Q: Can any drug company with a production facility, Teva for example, produce the vaccine once approved by the FDA, if they were to be given the specifications?

“Teva can’t produce the vaccine, since it’s not a ‘recipe’ that you can make the material out of. It took us years to learn how to make the vaccine and months to train the Lonza people on how to produce it. We’re sending our best people to teach the process and like any young technology, it takes time, it’s a difficult project that involves a lot of transfer of patents. A lot depends on the raw materials and the production efficiency and this is the first time the vaccine is being produced.”

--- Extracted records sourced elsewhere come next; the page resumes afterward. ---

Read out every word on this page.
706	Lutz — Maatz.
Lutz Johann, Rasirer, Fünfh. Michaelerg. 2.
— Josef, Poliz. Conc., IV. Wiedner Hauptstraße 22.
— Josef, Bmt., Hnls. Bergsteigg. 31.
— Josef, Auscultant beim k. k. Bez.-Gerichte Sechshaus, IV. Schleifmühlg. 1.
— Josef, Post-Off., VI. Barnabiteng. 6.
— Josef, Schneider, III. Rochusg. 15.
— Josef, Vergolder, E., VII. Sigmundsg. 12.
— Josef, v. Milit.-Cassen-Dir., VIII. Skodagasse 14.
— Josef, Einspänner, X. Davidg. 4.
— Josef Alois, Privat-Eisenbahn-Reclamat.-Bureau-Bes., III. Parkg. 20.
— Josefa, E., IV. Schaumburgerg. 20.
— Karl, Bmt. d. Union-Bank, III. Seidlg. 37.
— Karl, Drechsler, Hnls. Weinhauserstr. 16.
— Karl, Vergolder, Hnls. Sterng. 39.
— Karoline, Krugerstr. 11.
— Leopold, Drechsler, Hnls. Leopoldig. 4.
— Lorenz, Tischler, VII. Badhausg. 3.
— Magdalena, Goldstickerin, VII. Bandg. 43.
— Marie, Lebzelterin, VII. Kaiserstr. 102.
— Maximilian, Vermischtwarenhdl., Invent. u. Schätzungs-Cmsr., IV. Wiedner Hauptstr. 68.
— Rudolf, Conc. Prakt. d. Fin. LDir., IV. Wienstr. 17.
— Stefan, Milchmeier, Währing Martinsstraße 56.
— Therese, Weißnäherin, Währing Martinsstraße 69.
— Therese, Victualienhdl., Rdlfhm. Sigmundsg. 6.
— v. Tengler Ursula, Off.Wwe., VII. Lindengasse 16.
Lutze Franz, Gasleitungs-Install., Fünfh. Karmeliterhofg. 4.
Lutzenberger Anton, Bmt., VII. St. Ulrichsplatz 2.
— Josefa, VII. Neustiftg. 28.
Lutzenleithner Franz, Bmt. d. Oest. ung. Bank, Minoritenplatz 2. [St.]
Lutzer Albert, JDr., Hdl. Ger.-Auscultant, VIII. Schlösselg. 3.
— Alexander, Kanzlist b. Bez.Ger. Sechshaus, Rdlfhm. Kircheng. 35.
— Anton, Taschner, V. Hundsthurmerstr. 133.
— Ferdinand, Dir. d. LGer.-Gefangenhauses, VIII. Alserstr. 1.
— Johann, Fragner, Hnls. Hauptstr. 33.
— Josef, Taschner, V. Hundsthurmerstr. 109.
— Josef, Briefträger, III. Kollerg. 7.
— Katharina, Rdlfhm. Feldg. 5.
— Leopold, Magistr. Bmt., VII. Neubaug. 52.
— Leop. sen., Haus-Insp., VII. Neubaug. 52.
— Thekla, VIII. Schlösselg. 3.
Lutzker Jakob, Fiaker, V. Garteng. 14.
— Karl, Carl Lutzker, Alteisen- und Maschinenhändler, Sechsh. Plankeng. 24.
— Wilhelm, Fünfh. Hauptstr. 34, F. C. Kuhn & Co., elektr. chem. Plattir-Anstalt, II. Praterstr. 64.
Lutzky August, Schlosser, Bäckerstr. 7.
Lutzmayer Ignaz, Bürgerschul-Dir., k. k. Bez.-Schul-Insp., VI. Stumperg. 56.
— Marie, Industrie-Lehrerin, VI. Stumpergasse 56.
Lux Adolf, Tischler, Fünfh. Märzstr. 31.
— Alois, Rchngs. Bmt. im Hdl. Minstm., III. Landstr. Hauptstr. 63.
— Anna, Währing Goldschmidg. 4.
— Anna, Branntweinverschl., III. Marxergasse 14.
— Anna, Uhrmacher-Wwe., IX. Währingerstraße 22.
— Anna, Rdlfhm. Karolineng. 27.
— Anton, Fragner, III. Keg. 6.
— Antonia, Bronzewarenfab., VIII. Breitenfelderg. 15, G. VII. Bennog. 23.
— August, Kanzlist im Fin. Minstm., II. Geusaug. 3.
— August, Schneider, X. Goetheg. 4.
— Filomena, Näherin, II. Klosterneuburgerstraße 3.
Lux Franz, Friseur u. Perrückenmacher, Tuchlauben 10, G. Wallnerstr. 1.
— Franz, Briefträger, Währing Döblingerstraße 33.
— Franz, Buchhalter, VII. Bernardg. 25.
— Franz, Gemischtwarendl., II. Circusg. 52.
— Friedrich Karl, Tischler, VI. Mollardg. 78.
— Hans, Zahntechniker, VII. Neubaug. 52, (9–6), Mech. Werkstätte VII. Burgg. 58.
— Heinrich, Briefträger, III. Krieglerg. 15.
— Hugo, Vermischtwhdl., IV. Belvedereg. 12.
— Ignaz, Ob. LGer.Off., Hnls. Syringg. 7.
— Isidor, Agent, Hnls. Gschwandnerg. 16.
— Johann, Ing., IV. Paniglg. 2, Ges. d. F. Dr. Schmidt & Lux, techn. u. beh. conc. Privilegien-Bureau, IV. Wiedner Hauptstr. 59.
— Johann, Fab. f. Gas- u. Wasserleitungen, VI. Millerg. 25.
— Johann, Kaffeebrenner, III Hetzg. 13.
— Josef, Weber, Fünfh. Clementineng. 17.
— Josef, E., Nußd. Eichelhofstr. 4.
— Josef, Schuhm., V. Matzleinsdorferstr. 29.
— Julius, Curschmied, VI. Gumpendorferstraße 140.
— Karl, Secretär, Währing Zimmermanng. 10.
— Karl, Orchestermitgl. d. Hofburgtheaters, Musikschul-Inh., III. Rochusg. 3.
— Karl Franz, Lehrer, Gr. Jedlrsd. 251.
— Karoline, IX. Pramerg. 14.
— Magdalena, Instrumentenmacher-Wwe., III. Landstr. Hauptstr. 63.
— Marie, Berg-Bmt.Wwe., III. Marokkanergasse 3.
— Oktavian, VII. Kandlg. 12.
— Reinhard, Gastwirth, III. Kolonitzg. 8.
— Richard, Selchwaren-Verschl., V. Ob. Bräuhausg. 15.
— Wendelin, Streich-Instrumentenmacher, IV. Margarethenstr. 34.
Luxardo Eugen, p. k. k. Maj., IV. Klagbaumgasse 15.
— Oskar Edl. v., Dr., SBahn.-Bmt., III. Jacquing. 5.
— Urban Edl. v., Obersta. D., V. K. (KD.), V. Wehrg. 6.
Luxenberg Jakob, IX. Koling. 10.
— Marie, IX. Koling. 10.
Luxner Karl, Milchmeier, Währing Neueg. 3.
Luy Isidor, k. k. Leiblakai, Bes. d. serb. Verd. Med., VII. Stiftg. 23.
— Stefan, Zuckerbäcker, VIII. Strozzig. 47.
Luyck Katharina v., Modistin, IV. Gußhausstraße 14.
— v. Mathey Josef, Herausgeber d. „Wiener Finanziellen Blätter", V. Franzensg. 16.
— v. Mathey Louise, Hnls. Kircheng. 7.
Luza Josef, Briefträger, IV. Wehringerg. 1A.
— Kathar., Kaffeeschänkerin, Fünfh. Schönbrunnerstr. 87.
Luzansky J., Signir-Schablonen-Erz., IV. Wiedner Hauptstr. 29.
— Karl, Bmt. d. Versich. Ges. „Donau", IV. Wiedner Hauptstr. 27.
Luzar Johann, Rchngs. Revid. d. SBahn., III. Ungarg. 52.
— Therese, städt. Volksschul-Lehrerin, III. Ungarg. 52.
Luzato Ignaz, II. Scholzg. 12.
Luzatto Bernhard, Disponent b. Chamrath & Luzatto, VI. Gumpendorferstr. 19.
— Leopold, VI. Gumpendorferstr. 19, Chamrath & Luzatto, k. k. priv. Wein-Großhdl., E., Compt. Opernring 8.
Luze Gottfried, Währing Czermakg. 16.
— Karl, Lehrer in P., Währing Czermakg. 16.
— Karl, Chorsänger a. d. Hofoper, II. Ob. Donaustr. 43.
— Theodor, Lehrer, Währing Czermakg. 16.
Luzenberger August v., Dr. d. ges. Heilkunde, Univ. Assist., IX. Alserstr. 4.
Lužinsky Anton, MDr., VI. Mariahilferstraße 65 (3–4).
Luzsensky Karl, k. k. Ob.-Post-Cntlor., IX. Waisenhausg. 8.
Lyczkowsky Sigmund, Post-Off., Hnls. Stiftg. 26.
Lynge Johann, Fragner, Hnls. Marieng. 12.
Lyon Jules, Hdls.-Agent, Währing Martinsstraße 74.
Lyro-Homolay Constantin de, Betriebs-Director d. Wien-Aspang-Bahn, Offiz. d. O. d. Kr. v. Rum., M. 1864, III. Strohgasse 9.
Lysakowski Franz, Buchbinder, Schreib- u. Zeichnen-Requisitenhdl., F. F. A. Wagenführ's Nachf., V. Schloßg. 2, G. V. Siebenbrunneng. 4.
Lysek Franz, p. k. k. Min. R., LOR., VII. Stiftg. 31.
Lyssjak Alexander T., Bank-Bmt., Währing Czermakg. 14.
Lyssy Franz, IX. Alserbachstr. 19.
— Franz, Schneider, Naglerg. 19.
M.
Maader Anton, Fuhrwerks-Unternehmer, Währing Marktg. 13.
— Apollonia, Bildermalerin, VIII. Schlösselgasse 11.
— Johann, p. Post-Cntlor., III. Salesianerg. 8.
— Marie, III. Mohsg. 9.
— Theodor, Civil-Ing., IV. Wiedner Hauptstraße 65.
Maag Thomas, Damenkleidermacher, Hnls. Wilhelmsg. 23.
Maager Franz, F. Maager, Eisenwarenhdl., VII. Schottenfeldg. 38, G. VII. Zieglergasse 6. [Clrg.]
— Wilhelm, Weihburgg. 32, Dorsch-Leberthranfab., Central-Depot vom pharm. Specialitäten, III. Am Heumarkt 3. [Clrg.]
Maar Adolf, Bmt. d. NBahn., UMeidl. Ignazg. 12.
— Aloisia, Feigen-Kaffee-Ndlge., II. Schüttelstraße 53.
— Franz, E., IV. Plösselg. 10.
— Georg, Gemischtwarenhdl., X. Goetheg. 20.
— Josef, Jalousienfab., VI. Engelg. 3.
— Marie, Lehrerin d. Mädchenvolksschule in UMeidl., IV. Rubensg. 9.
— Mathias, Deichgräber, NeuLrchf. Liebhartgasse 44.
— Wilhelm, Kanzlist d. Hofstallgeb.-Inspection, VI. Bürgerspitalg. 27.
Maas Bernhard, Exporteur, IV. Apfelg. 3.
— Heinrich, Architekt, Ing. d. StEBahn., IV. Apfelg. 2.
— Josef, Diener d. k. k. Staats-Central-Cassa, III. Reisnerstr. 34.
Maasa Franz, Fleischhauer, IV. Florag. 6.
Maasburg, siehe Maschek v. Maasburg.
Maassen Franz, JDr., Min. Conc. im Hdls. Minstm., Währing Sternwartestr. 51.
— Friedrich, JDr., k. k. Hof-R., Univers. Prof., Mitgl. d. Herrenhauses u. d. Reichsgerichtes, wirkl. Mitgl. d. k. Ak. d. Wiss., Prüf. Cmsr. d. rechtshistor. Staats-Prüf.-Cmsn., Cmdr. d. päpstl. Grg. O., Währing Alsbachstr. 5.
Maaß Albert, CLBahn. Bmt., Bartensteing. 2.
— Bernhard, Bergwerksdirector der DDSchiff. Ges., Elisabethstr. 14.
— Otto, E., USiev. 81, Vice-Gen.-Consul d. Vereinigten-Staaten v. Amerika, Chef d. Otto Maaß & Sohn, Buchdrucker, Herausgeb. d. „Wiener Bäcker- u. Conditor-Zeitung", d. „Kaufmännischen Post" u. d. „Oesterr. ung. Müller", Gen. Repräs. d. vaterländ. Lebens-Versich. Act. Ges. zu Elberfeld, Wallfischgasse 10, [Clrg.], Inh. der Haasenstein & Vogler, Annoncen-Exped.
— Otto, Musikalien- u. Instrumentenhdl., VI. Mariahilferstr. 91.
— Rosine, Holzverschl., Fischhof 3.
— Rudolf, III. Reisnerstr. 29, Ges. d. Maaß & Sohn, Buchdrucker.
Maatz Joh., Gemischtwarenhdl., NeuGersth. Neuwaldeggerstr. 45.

Q: To what extent can you trust the current results? Who decides when to release the interim results?

“All of that is managed by an independent committee that examines the data and decides when to approve publication. The figures were clear even when there were 53 Covid-19 cases in the experiment, but we waited until we had 95.”

Q: Are all the test subjects carrying on normally after receiving the vaccine or could they be extra cautious and not being exposed to confirmed cases?

“The subjects are living completely ordinary lives, some even work in the healthcare sector. They are all exposed to the virus. In any case, the results are clear and indicate the vaccine is 94.5% effective.”

Q: What about the transmissibility of those who have been vaccinated? Is there already information about their ability to infect others even though they themselves are vaccinated?

“At this stage, it is too early to tell, these are figures that we’ll have to examine when we test the blood of vaccinated people for antibodies.”

Q: What about the vaccine’s effectiveness over time? Is it possible that the vaccine is highly effective but doesn’t last more than three months?

“I don’t think that’s reasonable, there are very high levels of antibodies in the blood that we saw in the clinical trials, and that provides a sense of security and optimism. Of course, we will have to monitor the test subjects, but the high effectiveness rates offer a light at the end of the tunnel.”

Q: When it comes to transfer and storage, your vaccine works similarly to the way Pfizer’s does and even showed similar effectiveness rates, but requires completely different cooling conditions. Your vaccine can hold up to six months in an ordinary freezer and up to a month in a fridge, yet theirs needs to be kept at minus 70 degrees celsius. How do you explain the discrepancy?

“We invest a lot in improving the production process and that includes patents in the field of preservation and finding the proper storage temperature. I can’t speak to Pfizer’s vaccine.”

Q: And yet, until now, you have not been able to bring a single vaccine based on mRNA to market.

“It takes years to develop a vaccine, every phase takes a long time and requires lots of regulatory approvals. That’s why even our most advanced vaccine is beginning stage three trials now.

“In the case of Covid-19, we received approval to conduct clinical phases concurrently, and the authorities approved many processes quickly, so you can’t compare the development of the Covid-19 vaccine to regular ones.”